Cellulose nanofiber hydrogel with high conductivity electrolytes for high voltage flexible supercapacitors

Abstract

Although flexible double layer capacitors based on hydrogels overcome the drawbacks of commercial double layer capacitors such as low safety and non-deformability, it is still considered as attractive challenges to achieve high conductivity for hydrogel electrolytes as well as high operating voltages for hydrogel flexible supercapacitors. In this paper, ion migration channels were engineered by immobilizing positive and negative charges on polymer skeleton and dispersing cellulose nanofibers in the polymerized polyelectrolyte network, providing ultra-high ionic conductivity (103 mS cm−1). In addition, K3[Fe(CN)6] was introduced through a soaking method, leading to redox reactions on the surface of carbon electrode during charging and discharging, supporting a relatively wide voltage window (1.8 V). Moreover, the specific capacitance at high current remained 55 % of the specific capacitance at low current, indicating excellent rate performance.
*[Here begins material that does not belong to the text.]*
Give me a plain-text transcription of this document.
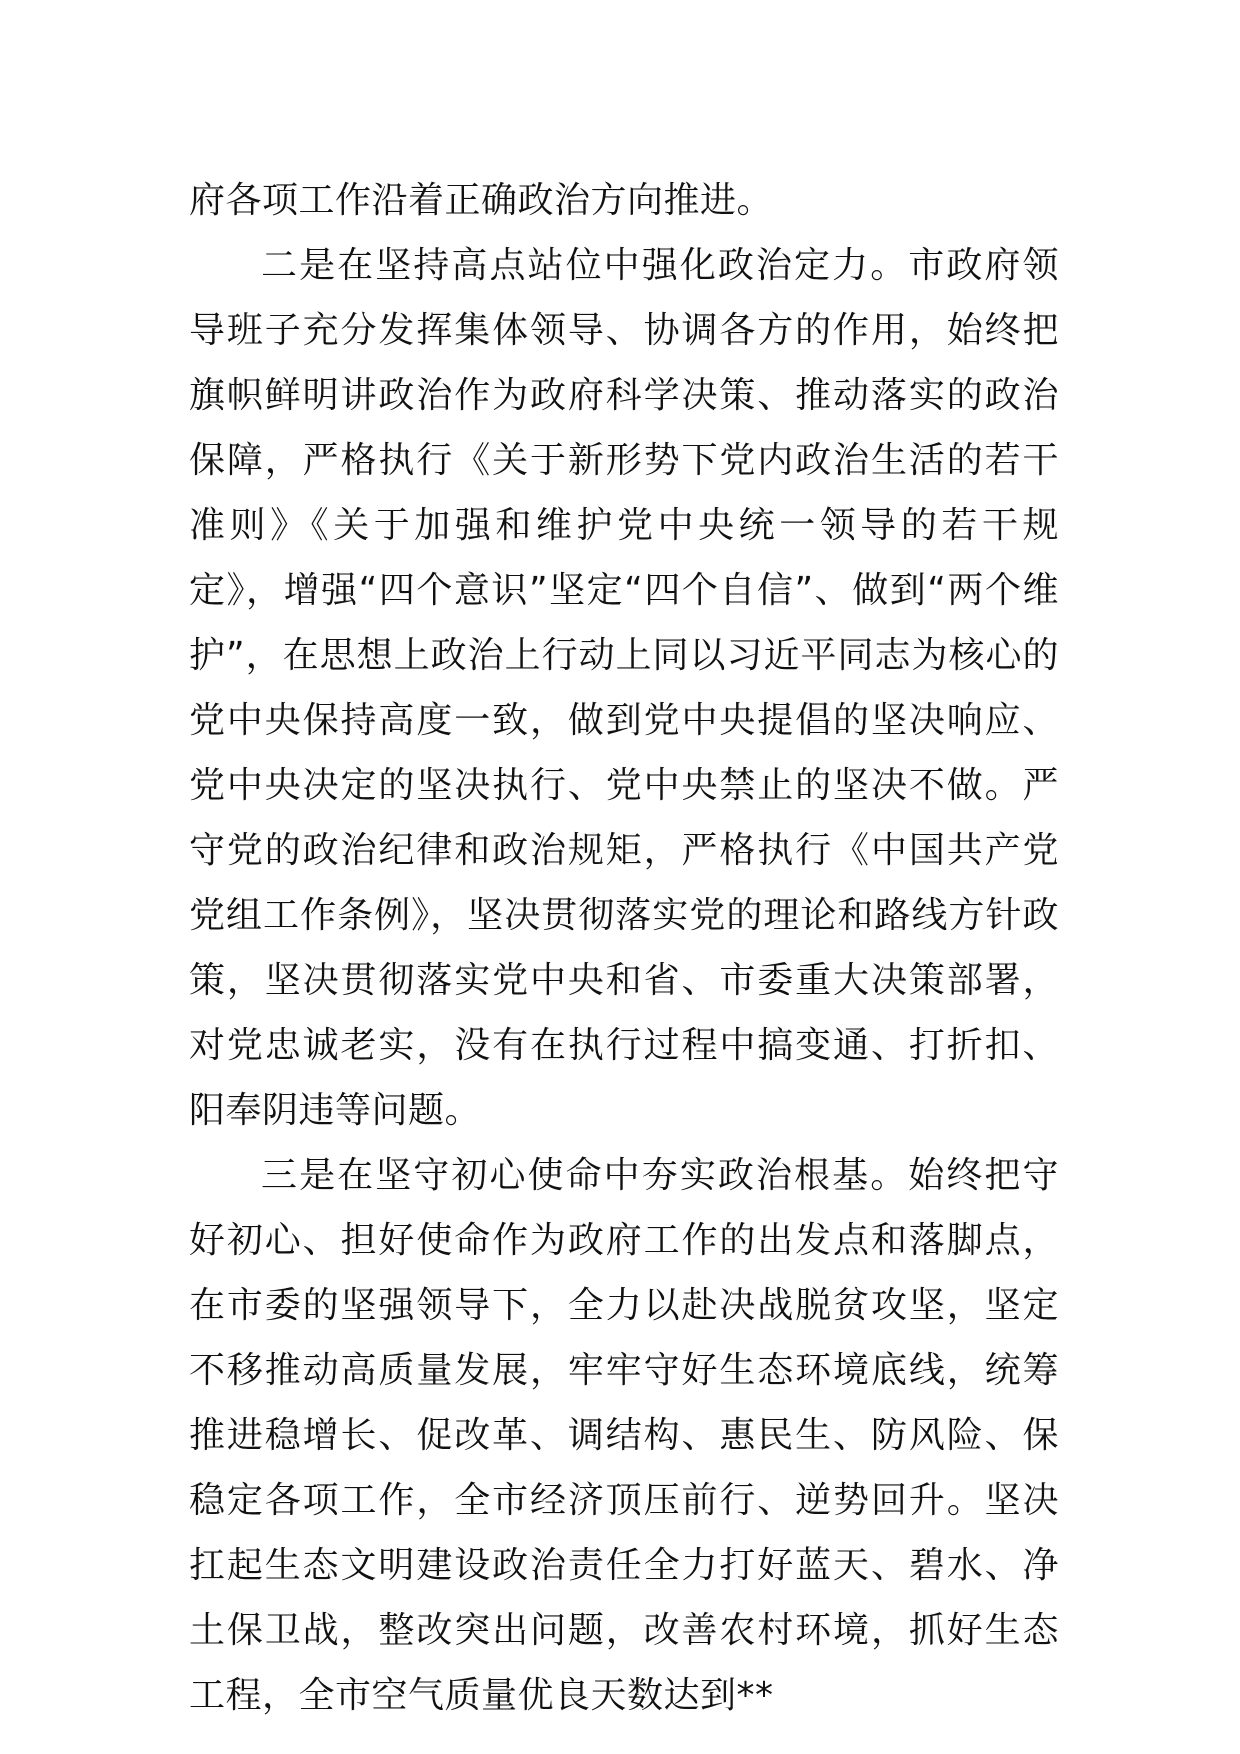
府各项工作沿着正确政治方向推进。

二是在坚持高点站位中强化政治定力。市政府领导班子充分发挥集体领导、协调各方的作用，始终把旗帜鲜明讲政治作为政府科学决策、推动落实的政治保障，严格执行《关于新形势下党内政治生活的若干准则》《关于加强和维护党中央统一领导的若干规定》，增强“四个意识”坚定“四个自信”、做到“两个维护”，在思想上政治上行动上同以习近平同志为核心的党中央保持高度一致，做到党中央提倡的坚决响应、党中央决定的坚决执行、党中央禁止的坚决不做。严守党的政治纪律和政治规矩，严格执行《中国共产党党组工作条例》，坚决贯彻落实党的理论和路线方针政策，坚决贯彻落实党中央和省、市委重大决策部署，对党忠诚老实，没有在执行过程中搞变通、打折扣、阳奉阴违等问题。

三是在坚守初心使命中夯实政治根基。始终把守好初心、担好使命作为政府工作的出发点和落脚点，在市委的坚强领导下，全力以赴决战脱贫攻坚，坚定不移推动高质量发展，牢牢守好生态环境底线，统筹推进稳增长、促改革、调结构、惠民生、防风险、保稳定各项工作，全市经济顶压前行、逆势回升。坚决扛起生态文明建设政治责任全力打好蓝天、碧水、净土保卫战，整改突出问题，改善农村环境，抓好生态工程，全市空气质量优良天数达到**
In addition, the device displayed high cycling stability (80.05 % after 10,000 cycles). Notably, we successfully light up the red LED with only one device. Accordingly, this work provides a feasible design concept for the development of cellulose nanofibers (CNF) hydrogel-based solid-state electrolyte with high conductivity for flexible supercapacitors with wide potential window and high energy density.